Honor is a light that brings trouble. Shadows are safer by far. [loc. 902]
Chih is a travelling cleric of the Singing Hills monastery, accompanied by a knowledgeable talking hoopoe bird called Almost Brilliant. Entering the ghost-haunted lands which until recently were under imperial lock, Chih and Almost Brilliant encounter an old woman who goes by the name of Rabbit. She is the sole inhabitant of the abandoned imperial residence which was known as 'Thriving Fortune' -- a joke, because it was a place of exile, where the recently-deceased empress In-Yo had lived for many years with a court of unwilling aristocrats. Rabbit was very close to In-Yo, and as she tells the stories of the objects that Chih discovers in the dusty archives of the palace, she gradually (but with definite intent and a storyteller's gift of pacing) reveals her own role in matters of state.
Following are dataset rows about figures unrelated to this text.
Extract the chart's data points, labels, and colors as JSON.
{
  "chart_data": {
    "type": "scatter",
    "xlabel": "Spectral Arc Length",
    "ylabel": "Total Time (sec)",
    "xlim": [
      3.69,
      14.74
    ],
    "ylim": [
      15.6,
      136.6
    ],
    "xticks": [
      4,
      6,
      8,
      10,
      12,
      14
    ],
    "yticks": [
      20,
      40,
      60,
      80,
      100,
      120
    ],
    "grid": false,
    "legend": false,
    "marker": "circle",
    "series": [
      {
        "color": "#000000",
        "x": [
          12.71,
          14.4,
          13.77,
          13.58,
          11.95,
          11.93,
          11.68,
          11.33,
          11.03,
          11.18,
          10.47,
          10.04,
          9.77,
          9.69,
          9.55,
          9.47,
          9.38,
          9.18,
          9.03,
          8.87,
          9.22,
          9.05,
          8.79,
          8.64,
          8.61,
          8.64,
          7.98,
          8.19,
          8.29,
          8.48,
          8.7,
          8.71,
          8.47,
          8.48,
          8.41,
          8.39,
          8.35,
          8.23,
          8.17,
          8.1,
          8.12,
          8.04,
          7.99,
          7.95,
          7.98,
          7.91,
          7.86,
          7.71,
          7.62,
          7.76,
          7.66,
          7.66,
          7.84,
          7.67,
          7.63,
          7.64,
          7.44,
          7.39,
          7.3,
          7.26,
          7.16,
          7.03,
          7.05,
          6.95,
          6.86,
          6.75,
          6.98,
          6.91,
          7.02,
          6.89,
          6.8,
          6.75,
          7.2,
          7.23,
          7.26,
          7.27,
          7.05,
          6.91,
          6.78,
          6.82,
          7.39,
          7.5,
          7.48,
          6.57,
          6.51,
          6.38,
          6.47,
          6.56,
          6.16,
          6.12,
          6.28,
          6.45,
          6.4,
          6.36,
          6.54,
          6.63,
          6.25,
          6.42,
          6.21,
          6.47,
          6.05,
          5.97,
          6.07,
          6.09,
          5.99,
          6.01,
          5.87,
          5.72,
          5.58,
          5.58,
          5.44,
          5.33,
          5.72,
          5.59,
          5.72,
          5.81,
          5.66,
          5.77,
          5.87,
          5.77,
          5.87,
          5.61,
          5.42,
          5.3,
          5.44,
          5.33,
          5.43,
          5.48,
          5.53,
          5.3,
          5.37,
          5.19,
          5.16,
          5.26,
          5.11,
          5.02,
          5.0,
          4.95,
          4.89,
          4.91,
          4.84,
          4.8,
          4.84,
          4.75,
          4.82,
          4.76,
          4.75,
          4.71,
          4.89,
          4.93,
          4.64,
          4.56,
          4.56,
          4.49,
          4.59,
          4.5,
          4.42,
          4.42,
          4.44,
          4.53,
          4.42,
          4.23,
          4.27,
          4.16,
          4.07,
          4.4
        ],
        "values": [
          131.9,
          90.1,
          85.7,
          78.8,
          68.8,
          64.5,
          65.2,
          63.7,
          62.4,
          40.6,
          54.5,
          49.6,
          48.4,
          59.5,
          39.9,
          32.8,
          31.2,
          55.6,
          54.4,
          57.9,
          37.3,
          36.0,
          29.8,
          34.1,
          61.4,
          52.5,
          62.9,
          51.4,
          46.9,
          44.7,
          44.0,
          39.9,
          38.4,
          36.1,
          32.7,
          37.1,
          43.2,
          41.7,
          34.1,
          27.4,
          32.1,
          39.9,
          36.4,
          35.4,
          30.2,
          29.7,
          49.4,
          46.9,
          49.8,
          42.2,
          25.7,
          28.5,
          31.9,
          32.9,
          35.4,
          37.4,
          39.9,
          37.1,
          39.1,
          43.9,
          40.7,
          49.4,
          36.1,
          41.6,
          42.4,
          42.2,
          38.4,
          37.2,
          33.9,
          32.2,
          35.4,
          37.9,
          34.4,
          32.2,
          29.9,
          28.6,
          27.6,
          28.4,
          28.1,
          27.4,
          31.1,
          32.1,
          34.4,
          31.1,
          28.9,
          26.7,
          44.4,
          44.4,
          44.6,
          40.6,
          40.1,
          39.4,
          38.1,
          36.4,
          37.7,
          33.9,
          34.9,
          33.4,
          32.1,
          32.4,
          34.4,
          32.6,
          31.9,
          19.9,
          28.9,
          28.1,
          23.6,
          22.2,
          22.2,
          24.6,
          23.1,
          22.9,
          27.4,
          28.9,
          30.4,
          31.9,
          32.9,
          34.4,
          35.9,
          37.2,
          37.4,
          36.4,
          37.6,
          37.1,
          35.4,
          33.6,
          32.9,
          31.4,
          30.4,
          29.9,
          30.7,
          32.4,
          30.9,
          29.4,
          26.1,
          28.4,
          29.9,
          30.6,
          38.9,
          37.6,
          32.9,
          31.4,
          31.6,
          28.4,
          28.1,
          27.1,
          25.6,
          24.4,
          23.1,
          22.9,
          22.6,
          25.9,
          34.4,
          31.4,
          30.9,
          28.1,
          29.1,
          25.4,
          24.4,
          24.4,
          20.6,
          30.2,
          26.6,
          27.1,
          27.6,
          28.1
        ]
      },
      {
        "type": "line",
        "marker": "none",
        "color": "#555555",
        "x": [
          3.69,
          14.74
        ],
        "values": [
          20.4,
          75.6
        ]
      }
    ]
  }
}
I liked the layered narrative here, the ways in which stories are told and untold: I liked the worldbuilding, which is not detailed but is delivered in a few striking images: I was pleased that most of (or all of?*) the major characters were female, and that not all of them were nobles or courtiers. I don't feel I know Chih or Almost Brilliant well enough, even after this novella, to like them or not, but I understand there are further novellas in the sequence, and I'm keen to read more about this world, with its Asian influences and its mammoth-and-lion Empire.
* I am not sure how Chih self-defines: 'cleric' seems to be a gender-neutral term, and Rabbit at first assumes Chih is female: "Oh, I see I was mistaken. Not a girl after all, but a cleric."